Probably Callum, because he loves it. I think anyone that loves food is someone you want to cook for, don’t you? He’s definitely the most eager to eat, which is lovely.
And I loved when he was being Mrs. Hall and cooking. He had his pinny on and he really got into it. I had to make sure the mashed potatoes were quite lumpy. We had discussions around, “He’s really made an effort. He’s come along, but he’s still not quite got there. It has to look like he’s proud of this. He’s done well with this, but it’s not Mrs. Hall’s standard.” So I had to do things differently. My children came home from school and asked, “Mummy, what are you doing?” I was burning the sausages, and sausages actually take a really long time to burn when you want them to. I said, “Tristan’s cooking today, so Mummy’s got to burn the sausages.”
How did you come to be a food stylist and home economist for film and television?
There’s a question! I used to work on cookery programs primarily, things like Master Chef and Great British Menu. I worked in London doing that for, I don’t even know how long. Those programs were my babies before I had real ones. Then when I moved up to Yorkshire to have my babies, there weren’t very many cookery programs and traveling became difficult. So I started working on Victoria—
We aired Victoria!
Oh, did you? It’s lovely. I did things like the big baron of beef and all of Francatelli’s spun sugar. That was just wonderful, I loved every minute of it. From there, I carried on working with all the people that worked on that. I was filming Gentleman Jack at the same time as All Creatures, so I was forever just trying to remember which era I was in, because one day I’d be in the Georgian era and then the next day between the wars. There’s been lots of interesting food from many different eras over the years.

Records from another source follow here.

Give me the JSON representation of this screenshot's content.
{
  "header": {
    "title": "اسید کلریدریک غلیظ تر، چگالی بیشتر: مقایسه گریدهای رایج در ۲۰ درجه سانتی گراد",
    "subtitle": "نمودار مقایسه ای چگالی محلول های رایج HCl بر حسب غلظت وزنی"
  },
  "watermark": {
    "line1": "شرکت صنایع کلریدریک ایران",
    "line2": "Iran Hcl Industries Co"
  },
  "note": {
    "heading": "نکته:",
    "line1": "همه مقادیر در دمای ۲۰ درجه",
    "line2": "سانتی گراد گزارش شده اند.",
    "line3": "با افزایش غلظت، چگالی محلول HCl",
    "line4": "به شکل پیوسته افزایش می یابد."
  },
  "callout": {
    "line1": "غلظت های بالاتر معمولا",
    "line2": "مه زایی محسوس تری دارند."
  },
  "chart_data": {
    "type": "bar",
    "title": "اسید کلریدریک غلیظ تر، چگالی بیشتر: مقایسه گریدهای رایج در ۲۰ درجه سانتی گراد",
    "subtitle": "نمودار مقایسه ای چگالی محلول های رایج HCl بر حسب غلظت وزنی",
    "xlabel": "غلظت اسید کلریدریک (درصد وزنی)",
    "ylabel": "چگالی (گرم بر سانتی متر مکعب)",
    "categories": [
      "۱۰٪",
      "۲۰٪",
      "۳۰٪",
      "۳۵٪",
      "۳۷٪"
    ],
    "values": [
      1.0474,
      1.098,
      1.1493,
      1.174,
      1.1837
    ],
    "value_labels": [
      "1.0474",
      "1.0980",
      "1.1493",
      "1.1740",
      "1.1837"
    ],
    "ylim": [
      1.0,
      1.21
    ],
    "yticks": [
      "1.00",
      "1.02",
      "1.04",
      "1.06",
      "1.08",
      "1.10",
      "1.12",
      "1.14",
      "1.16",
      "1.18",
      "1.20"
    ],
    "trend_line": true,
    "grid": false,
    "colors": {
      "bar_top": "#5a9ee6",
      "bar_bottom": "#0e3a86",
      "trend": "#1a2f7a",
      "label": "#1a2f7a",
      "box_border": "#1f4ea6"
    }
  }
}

All Creatures is a lovely job to work on because it’s really local to me—normally I have to travel for hours, whereas this is 20 minutes down the road, which is a bit of a treat. I take my dog and leave him in the car so we can walk all along the river at lunchtime when I have a break. Quite a few people bring their dogs, so there are always a few wandering around at lunchtime. It really is All Creatures Great and Small, on and off camera. It’s lovely.